Pero junto a los mensajes de odio, los franceses recibieron ayer también algunos de esperanza. Como el de 700.000 personas que, según el Ministerio del Interior, llenaron las calles de las principales ciudades del Hexágono en solidaridad con las víctimas y para mostrar firmeza contra el terrorismo y en defensa de los valores de la democracia.
Como las más de 1.000 personas que, tras la convocatoria de la Unión de Estudiantes Judíos de Francia, se convocaron en silencio a la puerta de la tienda kosher, con la presencia de Valls, para llorar a los asesinados.

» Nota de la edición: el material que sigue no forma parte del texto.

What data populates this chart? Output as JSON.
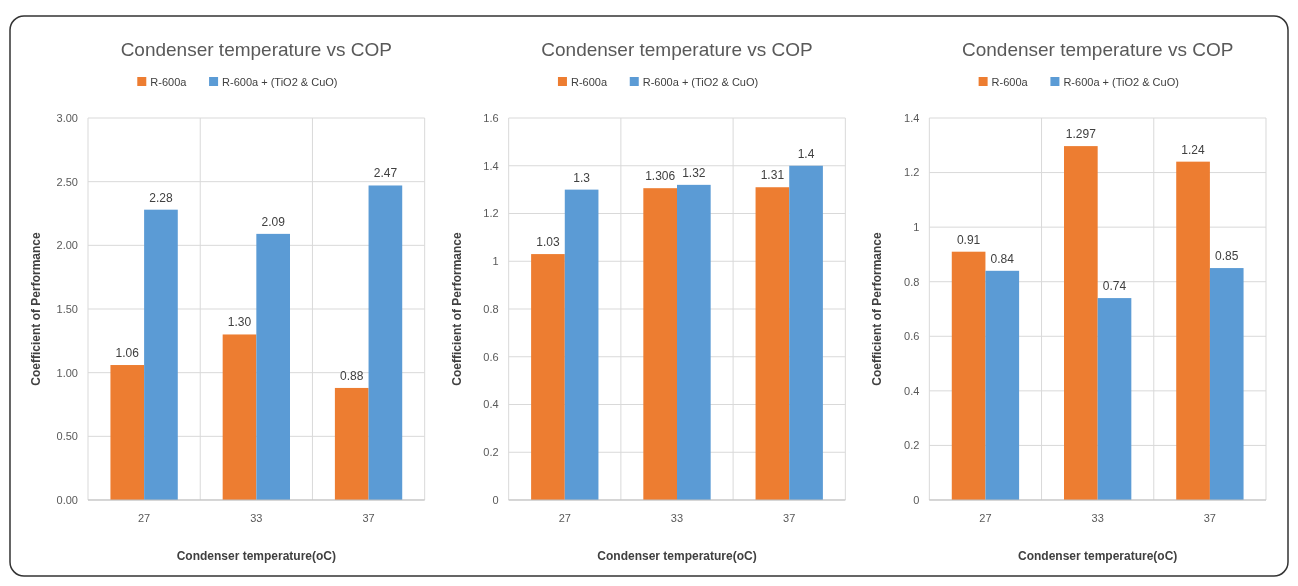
{
  "chart_data": [
    {
      "type": "bar",
      "title": "Condenser temperature vs COP",
      "xlabel": "Condenser temperature(oC)",
      "ylabel": "Coefficient of Performance",
      "categories": [
        "27",
        "33",
        "37"
      ],
      "series": [
        {
          "name": "R-600a",
          "color": "#ed7d31",
          "values": [
            1.06,
            1.3,
            0.88
          ],
          "value_labels": [
            "1.06",
            "1.30",
            "0.88"
          ]
        },
        {
          "name": "R-600a + (TiO2 & CuO)",
          "color": "#5b9bd5",
          "values": [
            2.28,
            2.09,
            2.47
          ],
          "value_labels": [
            "2.28",
            "2.09",
            "2.47"
          ]
        }
      ],
      "ylim": [
        0,
        3
      ],
      "yticks": [
        {
          "value": 0,
          "label": "0.00"
        },
        {
          "value": 0.5,
          "label": "0.50"
        },
        {
          "value": 1,
          "label": "1.00"
        },
        {
          "value": 1.5,
          "label": "1.50"
        },
        {
          "value": 2,
          "label": "2.00"
        },
        {
          "value": 2.5,
          "label": "2.50"
        },
        {
          "value": 3,
          "label": "3.00"
        }
      ],
      "grid": true,
      "legend": "top"
    },
    {
      "type": "bar",
      "title": "Condenser temperature vs COP",
      "xlabel": "Condenser temperature(oC)",
      "ylabel": "Coefficient of Performance",
      "categories": [
        "27",
        "33",
        "37"
      ],
      "series": [
        {
          "name": "R-600a",
          "color": "#ed7d31",
          "values": [
            1.03,
            1.306,
            1.31
          ]
        },
        {
          "name": "R-600a + (TiO2 & CuO)",
          "color": "#5b9bd5",
          "values": [
            1.3,
            1.32,
            1.4
          ]
        }
      ],
      "ylim": [
        0,
        1.6
      ],
      "yticks": [
        0,
        0.2,
        0.4,
        0.6,
        0.8,
        1,
        1.2,
        1.4,
        1.6
      ],
      "grid": true,
      "legend": "top",
      "data_labels": true
    },
    {
      "type": "bar",
      "title": "Condenser temperature vs COP",
      "xlabel": "Condenser temperature(oC)",
      "ylabel": "Coefficient of Performance",
      "categories": [
        "27",
        "33",
        "37"
      ],
      "series": [
        {
          "name": "R-600a",
          "color": "#ed7d31",
          "values": [
            0.91,
            1.297,
            1.24
          ]
        },
        {
          "name": "R-600a + (TiO2 & CuO)",
          "color": "#5b9bd5",
          "values": [
            0.84,
            0.74,
            0.85
          ]
        }
      ],
      "ylim": [
        0,
        1.4
      ],
      "yticks": [
        0,
        0.2,
        0.4,
        0.6,
        0.8,
        1,
        1.2,
        1.4
      ],
      "grid": true,
      "legend": "top",
      "data_labels": true
    }
  ]
}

Pese a que el de ayer fue el primer shabat en el que la Gran Mezquita permaneció cerrada desde el final de la II Guerra Mundial. Como el de la familia de Ahmed Merabet, el policía musulmán rematado de un disparo en la cabeza el miércoles, que pronunció ante las cámaras un sentido discurso. «Francés. De origen argelino y de confesión musulmana, Ahmed representaba a la policía y defendía los valores de la República», explicó su hermano. «Libertad, igualdad y fraternidad».
También se conocieron detalles de la historia de Lassana Bathily, de 24 años y musulmán. Trabajador de la tienda kosher y que escondió en una nevera apagada a 15 clientes, que lograron salir con vida. Y Hollande visitó en el hospital a los dos agentes, de la brigada de intervención y del Raid, que resultaron heridos leves en el enfrentamiento. La cara alegre de una noche horrible, los héroes de una Francia tocada que busca consuelo y necesita respuestas. La Francia que hoy saldrá a la calle por la República. Herida, pero en pie.